The 3D structure affects the growth of cells and genes thus affecting the drug response as well. It has been proved that the IC50 values of anti-cancer drugs are significantly higher in 3D models than in 2D culture models (Horning et al., 2008). An in vitro 3D tumor model that could accurately show the toxicity assay of anticancer agents is apparently required for in vitro cancer cell cultures and in the research for anticancer drug development. However, in the study of 3D cancer cell culture, it is a challenge to design a scaffold, which could process the desired tissue properties (Horning et al., 2008). Current scaffolds have more or less limitations not only tumor biology but also have technical limitations such as time-changing environments, are time-consuming, and costly. This study took into consideration biomedical, technical, and economic needs when developing the alginate-based perfusion in vitro3D culture model, which employed the 3D cancer cell culture using related drug tests techniques.

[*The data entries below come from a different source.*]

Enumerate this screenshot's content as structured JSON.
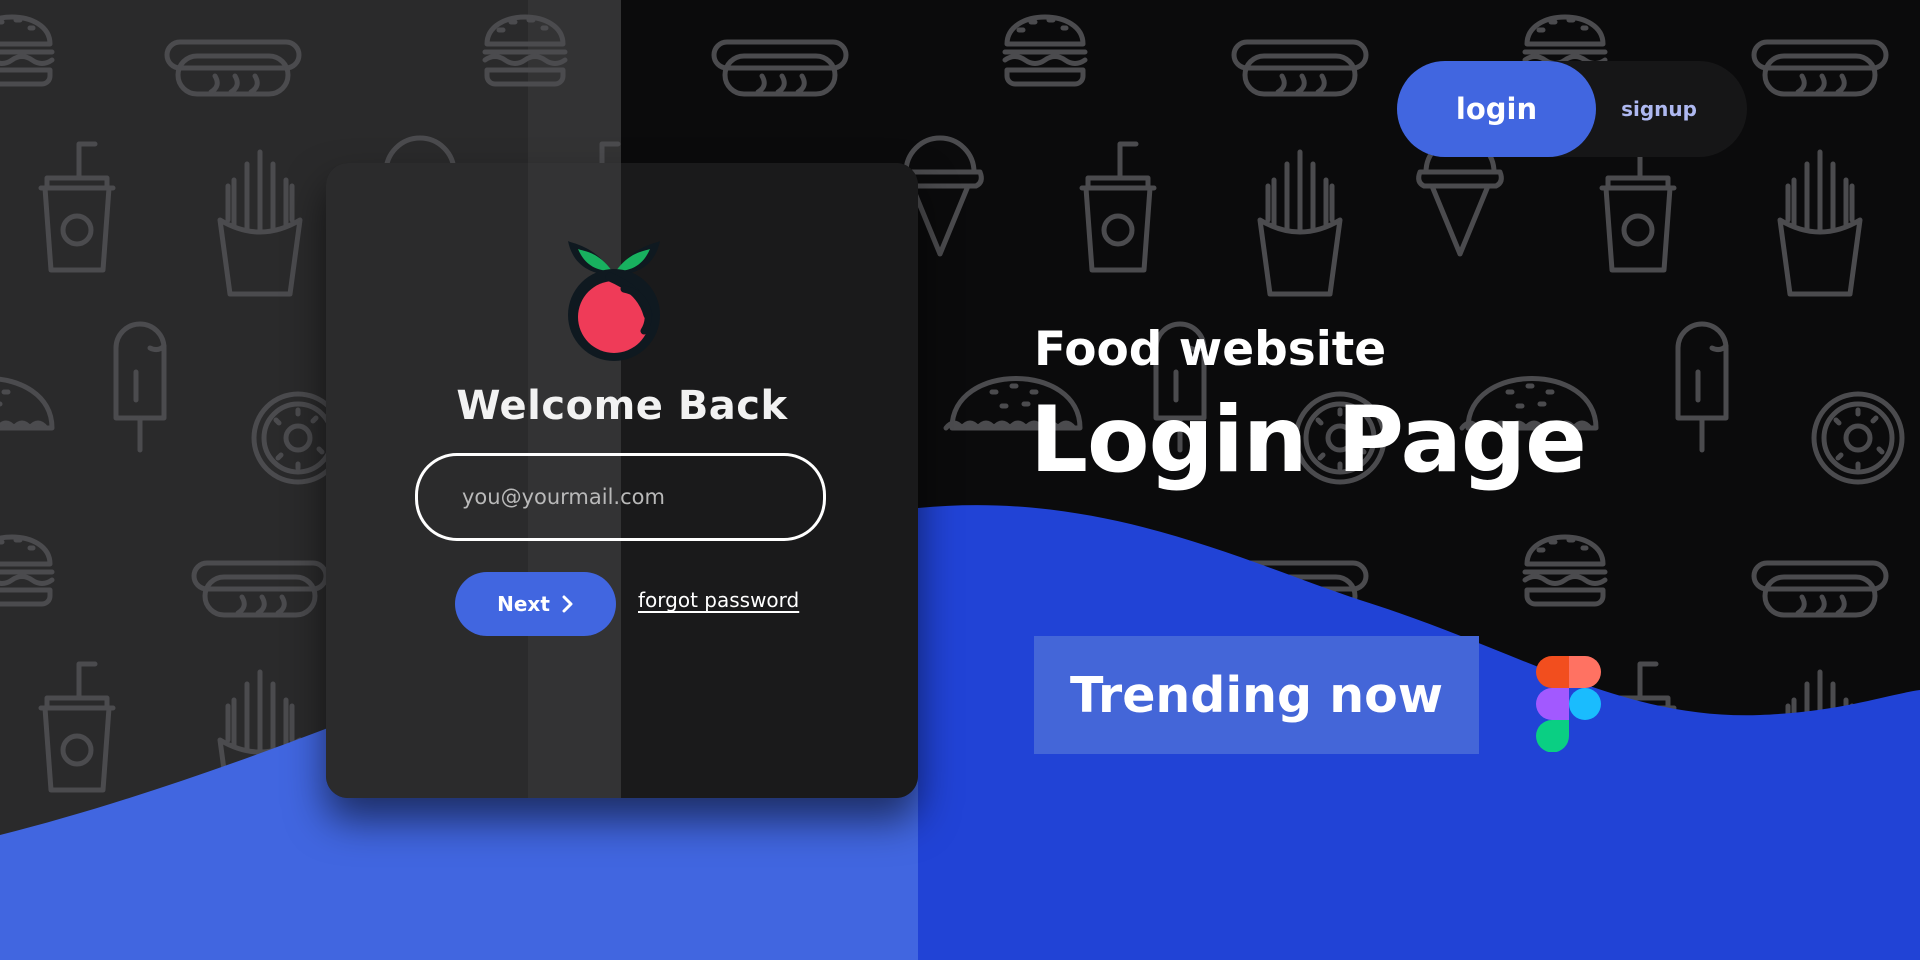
{
  "card": {
    "heading": "Welcome Back",
    "email_placeholder": "you@yourmail.com",
    "next_label": "Next",
    "forgot_label": "forgot password"
  },
  "auth_toggle": {
    "login_label": "login",
    "signup_label": "signup"
  },
  "promo": {
    "subtitle": "Food website",
    "title": "Login Page",
    "badge": "Trending now"
  },
  "icons": {
    "brand": "cherry-logo-icon",
    "next": "chevron-right-icon",
    "design_tool": "figma-logo-icon",
    "pattern": [
      "burger-icon",
      "hotdog-icon",
      "soda-cup-icon",
      "fries-icon",
      "taco-icon",
      "donut-icon",
      "popsicle-icon",
      "ice-cream-cone-icon"
    ]
  },
  "colors": {
    "accent": "#4166e0",
    "wave": "#2143d6",
    "background": "#0b0b0c",
    "cherry": "#ef3b58",
    "leaf": "#18b15f"
  }
}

Scope of Thesis and Thesis Outline
There are many techniques to carrying out 3D culture. These include scaffolds based 3D models with the most popular being the spheroids model based on culturing onto an agar-coated surface. Depending on the culture approaches and biomaterials used for 3D culture, test cells present different growth status and characters and all of these will have an effect on the response of drugs to the agents during the test. Thus, the main purpose of this study is to build a reliable model to better present in vivo tumor characteristics and provide accurate data as a baseline for clinical treatments.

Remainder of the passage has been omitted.